Is it terrible that I can barely think of him already? That his memory is fading in the wake of the unusual and extreme conditions of the Training House, and my fascination with the beautiful Master? As I wait for whatever the cruel Gilby will do to me next?

Cruel. And crude. Yet elegantly so, in this fantastical setting. Yes, elegantly crude. I can still hardly believe it’s all real.
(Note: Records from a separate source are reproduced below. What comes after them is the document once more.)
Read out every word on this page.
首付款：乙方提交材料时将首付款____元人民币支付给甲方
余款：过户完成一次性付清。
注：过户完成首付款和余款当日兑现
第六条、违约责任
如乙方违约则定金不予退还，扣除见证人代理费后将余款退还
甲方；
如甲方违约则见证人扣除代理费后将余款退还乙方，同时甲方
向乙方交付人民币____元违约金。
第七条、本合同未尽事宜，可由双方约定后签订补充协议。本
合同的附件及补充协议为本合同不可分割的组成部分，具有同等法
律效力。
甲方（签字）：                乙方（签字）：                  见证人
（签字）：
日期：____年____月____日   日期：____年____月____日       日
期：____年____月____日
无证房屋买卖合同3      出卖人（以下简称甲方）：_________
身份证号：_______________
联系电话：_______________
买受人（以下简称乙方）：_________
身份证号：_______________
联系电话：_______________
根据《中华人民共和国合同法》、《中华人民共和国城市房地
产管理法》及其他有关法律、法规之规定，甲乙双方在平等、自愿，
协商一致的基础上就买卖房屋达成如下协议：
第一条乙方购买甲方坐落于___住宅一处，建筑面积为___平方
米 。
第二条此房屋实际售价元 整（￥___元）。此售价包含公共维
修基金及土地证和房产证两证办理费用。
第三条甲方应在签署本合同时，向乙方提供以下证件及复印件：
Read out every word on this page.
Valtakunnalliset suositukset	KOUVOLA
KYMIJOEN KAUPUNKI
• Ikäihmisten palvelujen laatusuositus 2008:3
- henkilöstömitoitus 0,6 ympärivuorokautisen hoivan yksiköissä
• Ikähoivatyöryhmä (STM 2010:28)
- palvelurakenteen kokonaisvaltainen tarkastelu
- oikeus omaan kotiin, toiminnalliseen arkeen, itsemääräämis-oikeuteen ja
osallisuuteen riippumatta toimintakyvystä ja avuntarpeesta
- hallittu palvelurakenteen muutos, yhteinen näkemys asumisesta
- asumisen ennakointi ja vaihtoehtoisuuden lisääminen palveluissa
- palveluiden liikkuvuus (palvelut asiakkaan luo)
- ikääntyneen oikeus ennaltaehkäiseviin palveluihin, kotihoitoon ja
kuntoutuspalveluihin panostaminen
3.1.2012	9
But Gilby’s voice brings me back to the moment.

“My fat dick is going into your ass soon enough, little slut. Into that sweet pink hole. It’s waiting for me to fill it. To fuck you until you can’t help but scream, despite the fact that I’ve told you not to. Think about that, Girl.”

And I do, even though the Master grabs my face in both his hands and squats down to look into my eyes, which is mesmerizing and beautiful and nearly unbearable. It makes my throat hurt to swallow the sobs—sobs that build and swell simply because his gaze is locked on mine, because even in this state of heavy subspace and rawness, I see something just as raw in his blue eyes, and it makes my heart ache.

Gilby begins to cane me, and it fucking hurts. I can tell it’s Lucite or some other man-made material. I feel the welts coming right up on my skin, the sting unbelievably sharp. He goes at the tender flesh of my ass cheeks, down the backs of my thighs, my calves, which would make me dance in my bonds if there were any give to them. But there’s not. There is no escape from the pain.

There’s no escape.

The thought makes me smile through the pain—a pain so vicious I’m not sure I can stand it. Yet at the same time my brain is pumping out endorphins and dopamine and God knows what else—and all the more because the Master is there with me, holding me, looking into my eyes as it’s happening, which is some beautiful mind fuck in itself. I’m dizzy and my traitorous pussy is weeping with desire. And all I want is for Gilby to keep caning me, to fuck my ass, no matter how huge he might be. To tear me apart while the Master watches.

When the caning stops and I hear the faint snick of a zipper, I know it’s time.